I think Nabokov had it wrong.  This is the abyss.
That's why babies howl at birth,
and why the dying so often reach
for something only they can apprehend.
At the end they don't want their hands
to be under the covers, and if you should put
your hand on theirs in a tentative gesture
of solidarity, they'll pull the hand free;
and you must honor that desire,
and let them pull it free.
~Jane Kenyon from "Reading Aloud to My Father"

We too often mistake this world, this existence,  as the only light there is,  a mere beam of illumination in the surrounding night of eternity, the only relief from overwhelming darkness.  If we stand looking up from the bottom, we might erroneously assume we are the source of the light, we are all there is.

Yet looking at this world from a different perspective, gazing down into the abyss from above, it is clear the light does not come from below –it is from beyond us.

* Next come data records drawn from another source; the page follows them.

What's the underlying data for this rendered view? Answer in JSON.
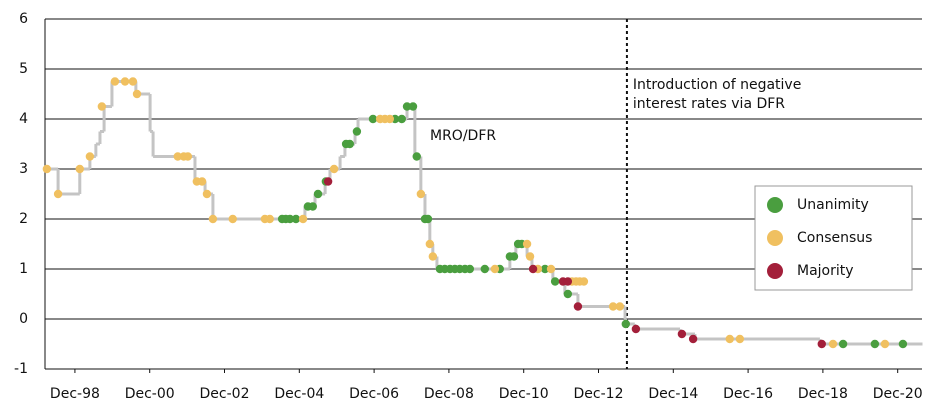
{
  "chart_data": {
    "type": "line",
    "annotation": [
      "Introduction of negative",
      "interest rates via DFR"
    ],
    "annotation_x": 2013.68,
    "xlim": [
      1998.12,
      2021.57
    ],
    "ylim": [
      -1,
      6
    ],
    "yticks": [
      -1,
      0,
      1,
      2,
      3,
      4,
      5,
      6
    ],
    "xticks": [
      {
        "value": 1998.92,
        "label": "Dec-98"
      },
      {
        "value": 2000.92,
        "label": "Dec-00"
      },
      {
        "value": 2002.92,
        "label": "Dec-02"
      },
      {
        "value": 2004.92,
        "label": "Dec-04"
      },
      {
        "value": 2006.92,
        "label": "Dec-06"
      },
      {
        "value": 2008.92,
        "label": "Dec-08"
      },
      {
        "value": 2010.92,
        "label": "Dec-10"
      },
      {
        "value": 2012.92,
        "label": "Dec-12"
      },
      {
        "value": 2014.92,
        "label": "Dec-14"
      },
      {
        "value": 2016.92,
        "label": "Dec-16"
      },
      {
        "value": 2018.92,
        "label": "Dec-18"
      },
      {
        "value": 2020.92,
        "label": "Dec-20"
      }
    ],
    "grid": true,
    "legend": "right",
    "series": [
      {
        "name": "MRO/DFR",
        "type": "line",
        "color": "#c4c4c4",
        "x": [
          1998.12,
          1998.47,
          1999.05,
          1999.32,
          1999.48,
          1999.59,
          1999.7,
          1999.91,
          2000.55,
          2000.93,
          2001.01,
          2002.13,
          2002.4,
          2002.61,
          2005.07,
          2005.34,
          2005.61,
          2005.74,
          2006.01,
          2006.14,
          2006.41,
          2006.49,
          2007.8,
          2008.01,
          2008.17,
          2008.28,
          2008.41,
          2008.49,
          2008.6,
          2010.55,
          2010.71,
          2011.01,
          2011.14,
          2011.7,
          2012.02,
          2012.37,
          2013.63,
          2013.65,
          2013.89,
          2015.1,
          2015.5,
          2018.84,
          2021.57
        ],
        "values": [
          3,
          2.5,
          3,
          3.25,
          3.5,
          3.75,
          4.25,
          4.75,
          4.5,
          3.75,
          3.25,
          2.75,
          2.5,
          2,
          2.25,
          2.5,
          2.75,
          3,
          3.25,
          3.5,
          3.75,
          4,
          4.25,
          3.25,
          2.5,
          2,
          1.5,
          1.25,
          1,
          1.25,
          1.5,
          1.25,
          1,
          0.75,
          0.5,
          0.25,
          0,
          -0.1,
          -0.2,
          -0.3,
          -0.4,
          -0.5,
          -0.5
        ]
      },
      {
        "name": "Unanimity",
        "type": "scatter",
        "color": "#4a9e3f",
        "x": [
          2004.46,
          2004.56,
          2004.67,
          2004.83,
          2005.15,
          2005.28,
          2005.42,
          2005.63,
          2006.17,
          2006.27,
          2006.46,
          2006.89,
          2007.48,
          2007.66,
          2007.8,
          2007.96,
          2008.06,
          2008.28,
          2008.36,
          2008.68,
          2008.81,
          2008.95,
          2009.08,
          2009.21,
          2009.35,
          2009.48,
          2009.88,
          2010.28,
          2010.55,
          2010.66,
          2010.77,
          2010.87,
          2011.49,
          2011.76,
          2012.1,
          2013.65,
          2019.46,
          2020.31,
          2021.06
        ],
        "values": [
          2,
          2,
          2,
          2,
          2.25,
          2.25,
          2.5,
          2.75,
          3.5,
          3.5,
          3.75,
          4,
          4,
          4,
          4.25,
          4.25,
          3.25,
          2,
          2,
          1,
          1,
          1,
          1,
          1,
          1,
          1,
          1,
          1,
          1.25,
          1.25,
          1.5,
          1.5,
          1,
          0.75,
          0.5,
          -0.1,
          -0.5,
          -0.5,
          -0.5
        ]
      },
      {
        "name": "Consensus",
        "type": "scatter",
        "color": "#f0c060",
        "x": [
          1998.17,
          1998.47,
          1999.05,
          1999.32,
          1999.64,
          1999.99,
          2000.26,
          2000.47,
          2000.58,
          2001.67,
          2001.83,
          2001.94,
          2002.18,
          2002.32,
          2002.45,
          2002.61,
          2003.14,
          2004.0,
          2004.13,
          2005.02,
          2005.85,
          2007.08,
          2007.21,
          2007.34,
          2008.17,
          2008.41,
          2008.49,
          2010.15,
          2011.01,
          2011.09,
          2011.3,
          2011.65,
          2012.21,
          2012.32,
          2012.42,
          2012.53,
          2013.31,
          2013.49,
          2016.43,
          2016.7,
          2019.19,
          2020.58
        ],
        "values": [
          3,
          2.5,
          3,
          3.25,
          4.25,
          4.75,
          4.75,
          4.75,
          4.5,
          3.25,
          3.25,
          3.25,
          2.75,
          2.75,
          2.5,
          2,
          2,
          2,
          2,
          2,
          3,
          4,
          4,
          4,
          2.5,
          1.5,
          1.25,
          1,
          1.5,
          1.25,
          1,
          1,
          0.75,
          0.75,
          0.75,
          0.75,
          0.25,
          0.25,
          -0.4,
          -0.4,
          -0.5,
          -0.5
        ]
      },
      {
        "name": "Majority",
        "type": "scatter",
        "color": "#a31f3a",
        "x": [
          2005.69,
          2011.17,
          2011.97,
          2012.1,
          2012.37,
          2013.92,
          2015.15,
          2015.45,
          2018.89
        ],
        "values": [
          2.75,
          1,
          0.75,
          0.75,
          0.25,
          -0.2,
          -0.3,
          -0.4,
          -0.5
        ]
      }
    ]
  }
}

The newborn and the dying know this.  They signal their transition into and out of this world with their hands.  An infant holds tightly to whatever their fist finds,  grasping and clinging so as not be lost to this darkness they have entered.  The dying instead loosen their grip on this world, reaching up and picking the air on their climb back to heaven.

We hold babies tightly so they won’t lose their way in the dark.  We loosen our grip on the dying to honor their reach out to the light that leads to something greater.

In the intervening years, we struggle in our blindness to climb out of the abyss to a vista of great beauty and grace.  Only then we can see, with great calm and serenity, where we are headed.